In its latest effort to catch up with AI infrastructure market leader Nvidia, US chip giant AMD has struck a deal worth up to $4.9bn to acquire Secaucus, New Jersey-based ZT Systems, which provides AI infrastructure to hyperscalers. “The strategic transaction marks the next major step in AMD’s AI strategy to deliver leadership AI training and inferencing solutions based on innovating across silicon, software and systems,” stated AMD in this announcement. “ZT Systems’ extensive experience designing and optimising cloud computing solutions will also help cloud and enterprise customers significantly accelerate the deployment of AMD-powered AI infrastructure at scale,” the company added. AMD chair and CEO Dr Lisa Su noted: “ZT adds world-class systems design and rack-scale solutions expertise that will significantly strengthen our datacentre AI systems and customer enablement capabilities. This acquisition also builds on the investments we have made to accelerate our AI hardware and software roadmaps. Combining our high-performance Instinct AI accelerator, EPYC CPU, and networking product portfolios with ZT Systems’ industry-leading datacentre systems expertise will enable AMD to deliver end-to-end datacentre AI infrastructure at scale with our ecosystem of OEM and ODM partners.”

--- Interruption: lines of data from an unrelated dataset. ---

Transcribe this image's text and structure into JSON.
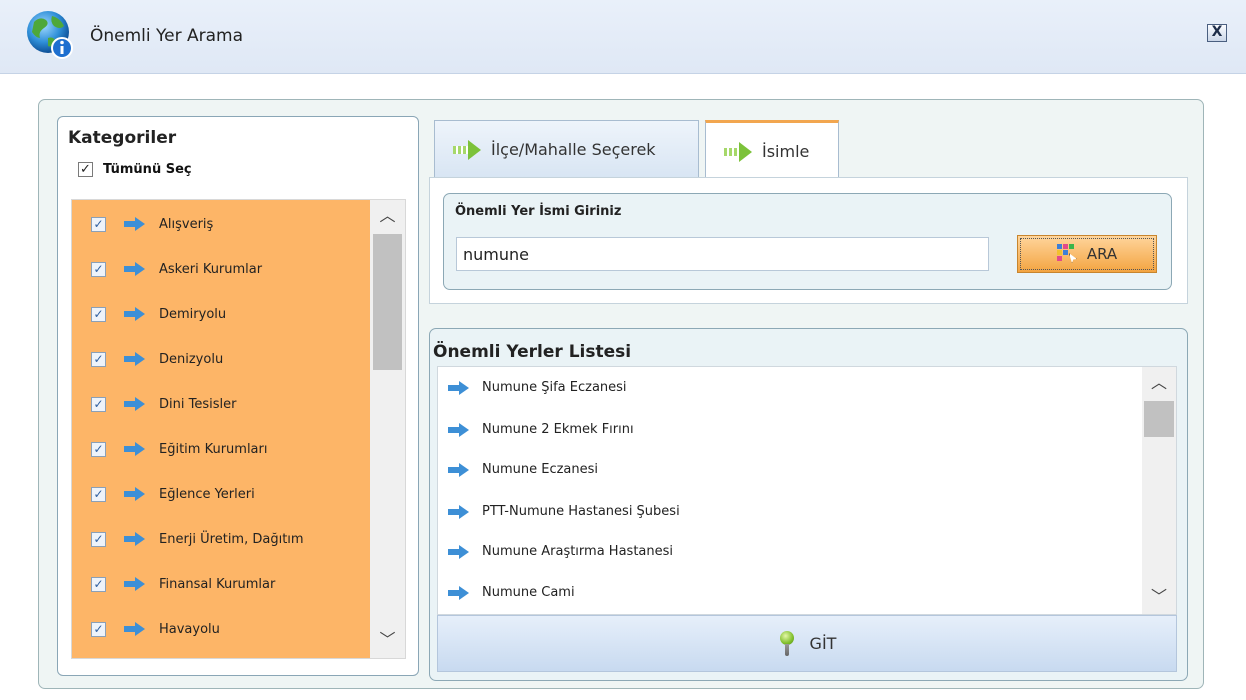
{
  "window": {
    "title": "Önemli Yer Arama",
    "close_label": "X"
  },
  "categories": {
    "title": "Kategoriler",
    "select_all_label": "Tümünü Seç",
    "select_all_checked": true,
    "items": [
      {
        "label": "Alışveriş",
        "checked": true
      },
      {
        "label": "Askeri Kurumlar",
        "checked": true
      },
      {
        "label": "Demiryolu",
        "checked": true
      },
      {
        "label": "Denizyolu",
        "checked": true
      },
      {
        "label": "Dini Tesisler",
        "checked": true
      },
      {
        "label": "Eğitim Kurumları",
        "checked": true
      },
      {
        "label": "Eğlence Yerleri",
        "checked": true
      },
      {
        "label": "Enerji Üretim, Dağıtım",
        "checked": true
      },
      {
        "label": "Finansal Kurumlar",
        "checked": true
      },
      {
        "label": "Havayolu",
        "checked": true
      }
    ],
    "highlight_color": "#fdb567"
  },
  "tabs": [
    {
      "label": "İlçe/Mahalle Seçerek",
      "active": false
    },
    {
      "label": "İsimle",
      "active": true
    }
  ],
  "search": {
    "label": "Önemli Yer İsmi Giriniz",
    "value": "numune",
    "button_label": "ARA"
  },
  "results": {
    "title": "Önemli Yerler Listesi",
    "items": [
      "Numune Şifa Eczanesi",
      "Numune 2 Ekmek Fırını",
      "Numune Eczanesi",
      "PTT-Numune Hastanesi Şubesi",
      "Numune Araştırma Hastanesi",
      "Numune Cami"
    ],
    "go_button_label": "GİT"
  },
  "icons": {
    "app": "globe-info-icon",
    "category_item": "blue-arrow-icon",
    "tab": "green-arrow-icon",
    "search_button": "grid-cursor-icon",
    "go_button": "map-pin-icon"
  }
}
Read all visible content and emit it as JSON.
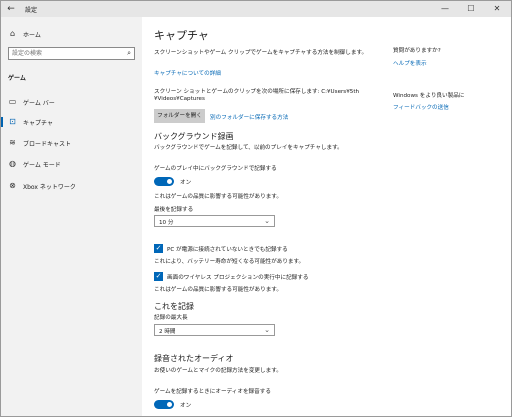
{
  "window": {
    "title": "設定",
    "back_icon": "←",
    "minimize": "—",
    "maximize": "☐",
    "close": "✕"
  },
  "sidebar": {
    "home": {
      "icon": "⌂",
      "label": "ホーム"
    },
    "search": {
      "placeholder": "設定の検索",
      "icon": "⌕"
    },
    "section": "ゲーム",
    "items": [
      {
        "icon": "▭",
        "label": "ゲーム バー"
      },
      {
        "icon": "⊡",
        "label": "キャプチャ"
      },
      {
        "icon": "≋",
        "label": "ブロードキャスト"
      },
      {
        "icon": "◍",
        "label": "ゲーム モード"
      },
      {
        "icon": "⊗",
        "label": "Xbox ネットワーク"
      }
    ]
  },
  "main": {
    "title": "キャプチャ",
    "intro": "スクリーンショットやゲーム クリップでゲームをキャプチャする方法を制御します。",
    "capture_details_link": "キャプチャについての詳細",
    "save_text_1": "スクリーン ショットとゲームのクリップを次の場所に保存します: C:¥Users¥5th",
    "save_text_2": "¥Videos¥Captures",
    "open_folder_button": "フォルダーを開く",
    "save_other_folder_link": "別のフォルダーに保存する方法",
    "bg_recording": {
      "title": "バックグラウンド録画",
      "desc": "バックグラウンドでゲームを記録して、以前のプレイをキャプチャします。",
      "toggle_label": "ゲームのプレイ中にバックグラウンドで記録する",
      "toggle_state": "オン",
      "impact_note": "これはゲームの品質に影響する可能性があります。",
      "last_label": "最後を記録する",
      "last_value": "10 分",
      "chk1": "PC が電源に接続されていないときでも記録する",
      "chk1_note": "これにより、バッテリー寿命が短くなる可能性があります。",
      "chk2": "画面のワイヤレス プロジェクションの実行中に記録する",
      "chk2_note": "これはゲームの品質に影響する可能性があります。"
    },
    "record_this": {
      "title": "これを記録",
      "max_label": "記録の最大長",
      "max_value": "2 時間"
    },
    "recorded_audio": {
      "title": "録音されたオーディオ",
      "desc": "お使いのゲームとマイクの記録方法を変更します。",
      "toggle_label": "ゲームを記録するときにオーディオを録音する",
      "toggle_state": "オン"
    }
  },
  "right": {
    "question": "質問がありますか?",
    "help_link": "ヘルプを表示",
    "improve": "Windows をより良い製品に",
    "feedback_link": "フィードバックの送信"
  },
  "colors": {
    "accent": "#0067b8",
    "link": "#0066b4",
    "sidebar_bg": "#f2f2f2",
    "titlebar_bg": "#e6e6e6"
  }
}
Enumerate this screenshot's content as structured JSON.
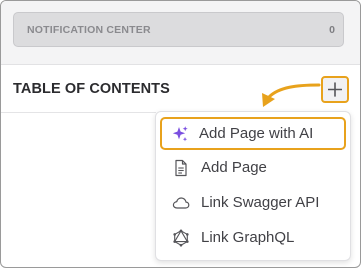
{
  "notification_center": {
    "label": "NOTIFICATION CENTER",
    "count": "0"
  },
  "toc": {
    "title": "TABLE OF CONTENTS",
    "add_button_icon": "plus-icon"
  },
  "menu": {
    "items": [
      {
        "label": "Add Page with AI",
        "icon": "sparkles-icon",
        "highlighted": true
      },
      {
        "label": "Add Page",
        "icon": "page-icon"
      },
      {
        "label": "Link Swagger API",
        "icon": "cloud-icon"
      },
      {
        "label": "Link GraphQL",
        "icon": "graphql-icon"
      }
    ]
  },
  "colors": {
    "highlight": "#e8a21c",
    "sparkles_accent": "#7a4fe0",
    "notification_bg": "#dcdcde",
    "text": "#414146"
  }
}
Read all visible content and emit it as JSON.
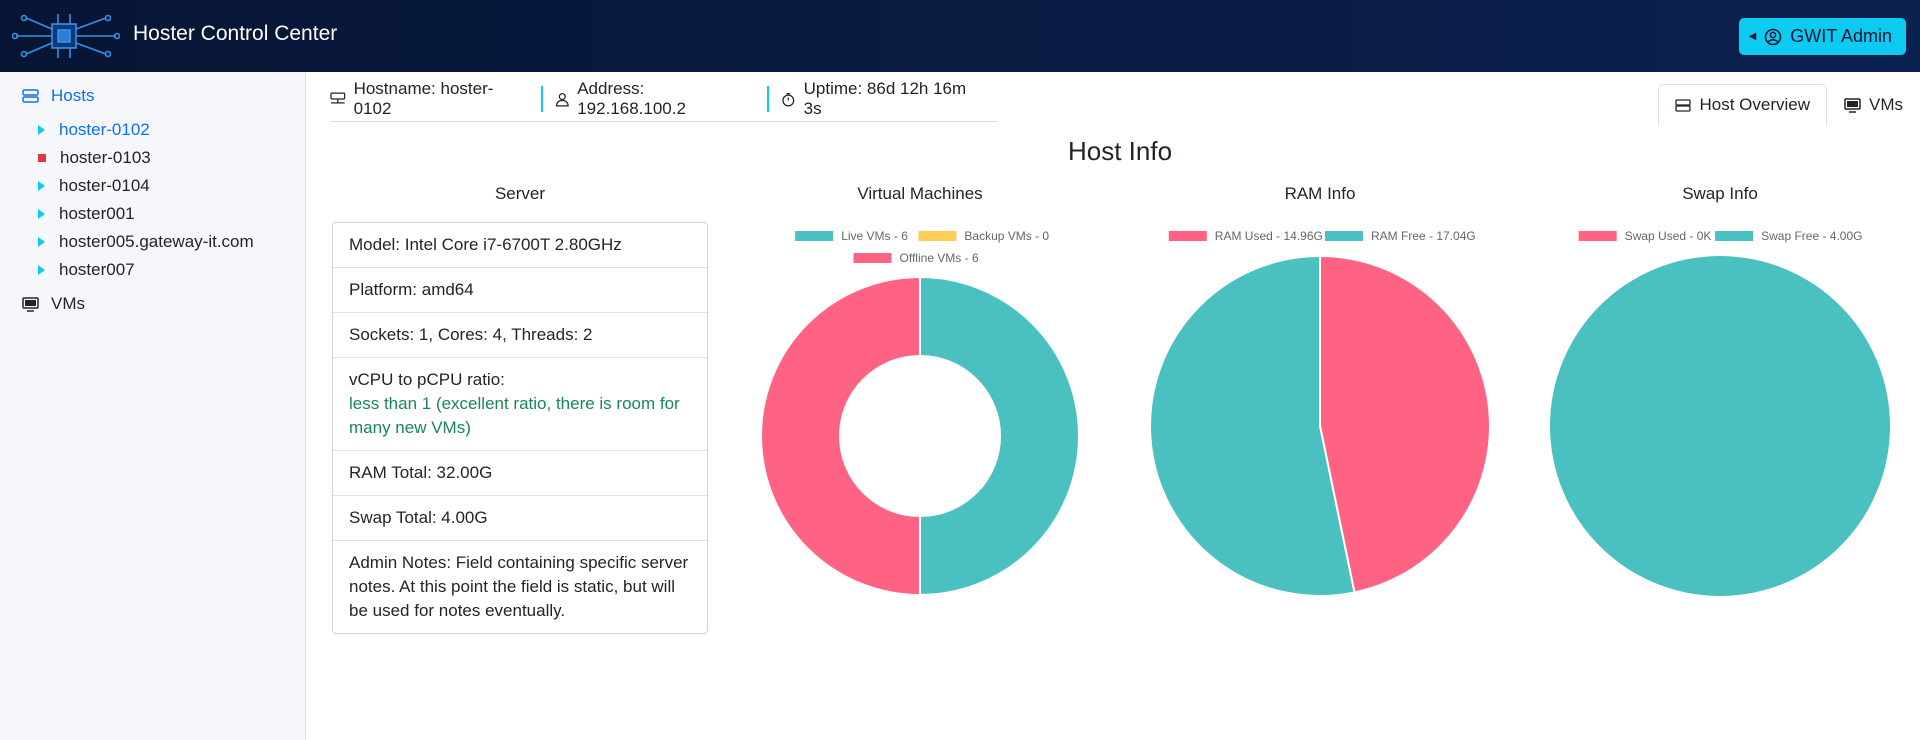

Alternative UK wholesale fibre access broadband network operator CityFibre has struck a significant deal with Sky, one of Britain’s largest broadband service providers. With about 5.8 million consumer broadband customers, Sky is neck and neck with Virgin Media O2 (VMO2) to be the country’s second biggest retail ISP (behind clear market leader BT Consumer, which has more than 10 million broadband customers). CityFibre, which continues to nip at the heels of BT’s market-leading wholesale fixed access network unit Openreach, says Sky’s retail broadband services will be available over its infrastructure to more than 1.3 million million UK homes in hard-to-reach areas, where CityFibre is building out its network using funds from the UK government’s Project Gigabit programme. Amber Pine, managing director of connectivity at Sky, said: “Sky’s new partnership with CityFibre will mean we can provide fast, reliable and great value broadband to more homes across the UK. This will mean we are able to reach even more people with full fibre, which is essential for the modern home.” Greg Mesch, CEO at CityFibre, which is upgrading its entire network to 10Gbit/s-capable XGS-PON technology, added: “This partnership with Sky is a huge vote of confidence in our business and has cemented CityFibre’s position as the UK’s third digital infrastructure platform. With demand for digital connectivity continuing to grow, CityFibre’s network can provide the quality and reliability that people need and the infrastructure competition the UK deserves.” The deal is a body blow to BT’s Openreach, which counts Sky as one of its main existing wholesale customers. Following the announcement of the CityFibre/Sky deal, BT’s share price dropped by 7.5% to 134.65 pence on the London Stock Exchange.